Following the closure of the State Theatre, a group of investors signed a five-year lease to renovate and operate it as a music venue. The State reopened with a rock concert featuring two local bands on January 25, 1991. The concert venue project was scrapped following its three-week trial run.

In the spring of 1992, a different pair of investors, Herb Roe and Doug Henricks, purchased the building intending to convert it into a performing arts center. By winter, the Argus Leader reported that a renovation of the theater reached the halfway point and its owners planned to apply for listing on the National Register of Historic Places. In September 1993, the theater owners said that its reopening was contingent on the approval of a liquor license; otherwise, the building would be torn down. The city approved the license on November 15.

In July 1994, Minneapolis-based Classic Theatres Corp. offered to buy the venue and operate it as a second-run cinema but backtracked because the deed authored by the former owner, Midco Theatre Corp., stipulated an extensive waiting period before new films could be screened. Later that month, as work stalled because required fireproofing upgrades were too costly, the State Theatre faced a potential demolition. A real estate developer wanted to buy the theater and demolish it as he planned to construct an office complex on the adjacent lot. As a result, Roe sought to buy out Henricks's share and take out a loan to continue renovations.

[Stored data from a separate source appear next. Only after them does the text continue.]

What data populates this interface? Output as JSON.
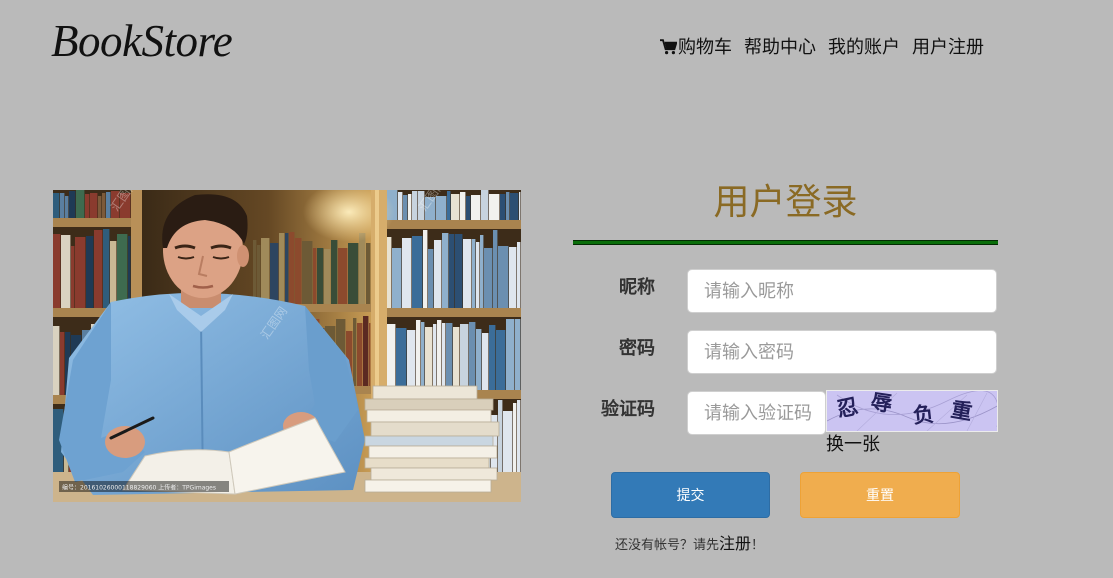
{
  "logo": {
    "text": "BookStore"
  },
  "nav": {
    "items": [
      {
        "label": "购物车",
        "icon": "cart-icon"
      },
      {
        "label": "帮助中心"
      },
      {
        "label": "我的账户"
      },
      {
        "label": "用户注册"
      }
    ]
  },
  "photo": {
    "watermark_caption": "编号：20161026000118829060 上传者：TPGimages",
    "watermark_brand": "汇图网"
  },
  "login": {
    "title": "用户登录",
    "fields": [
      {
        "label": "昵称",
        "placeholder": "请输入昵称"
      },
      {
        "label": "密码",
        "placeholder": "请输入密码"
      },
      {
        "label": "验证码",
        "placeholder": "请输入验证码"
      }
    ],
    "captcha": {
      "chars": [
        "忍",
        "辱",
        "负",
        "重"
      ],
      "refresh_label": "换一张"
    },
    "submit_label": "提交",
    "reset_label": "重置",
    "register_prompt": {
      "prefix": "还没有帐号？请先",
      "link": "注册",
      "suffix": "！"
    }
  },
  "colors": {
    "background": "#bababa",
    "title": "#8a6a24",
    "divider": "#0a6e0a",
    "submit_button": "#337ab7",
    "reset_button": "#f0ad4e"
  }
}
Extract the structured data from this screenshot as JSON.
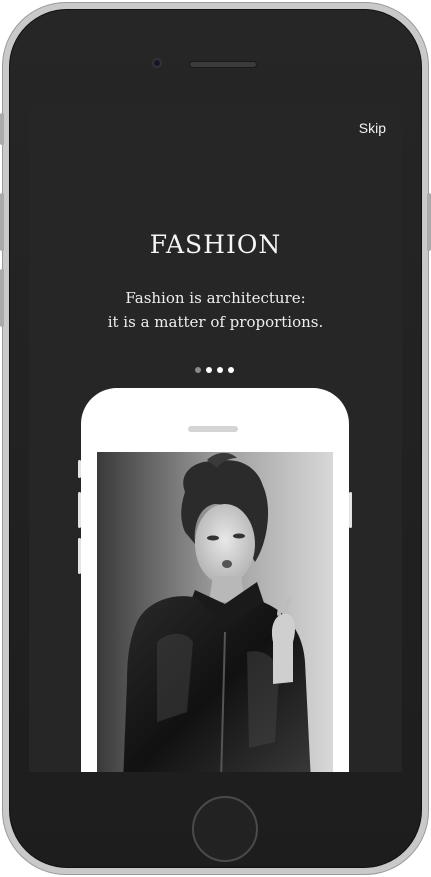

In October 1994, Roe and Henricks listed the State Theatre for sale. Despite interest from various groups, the venue went without a buyer for years. By 1996, Henricks had bought out Roe's share and had negotiated with multiple groups interested in operating the State. In 2001, the Sioux Falls Film Society purchased the building for $200,000. The group's subsequent renovations included a roof repair to prevent water damage.

In 2005, the Sioux Falls State Theatre Company purchased the venue. By 2013, the organization raised $2.3 million for renovations. On December 11, 2020, the State Theatre reopened to the public with a screening of the film White Christmas.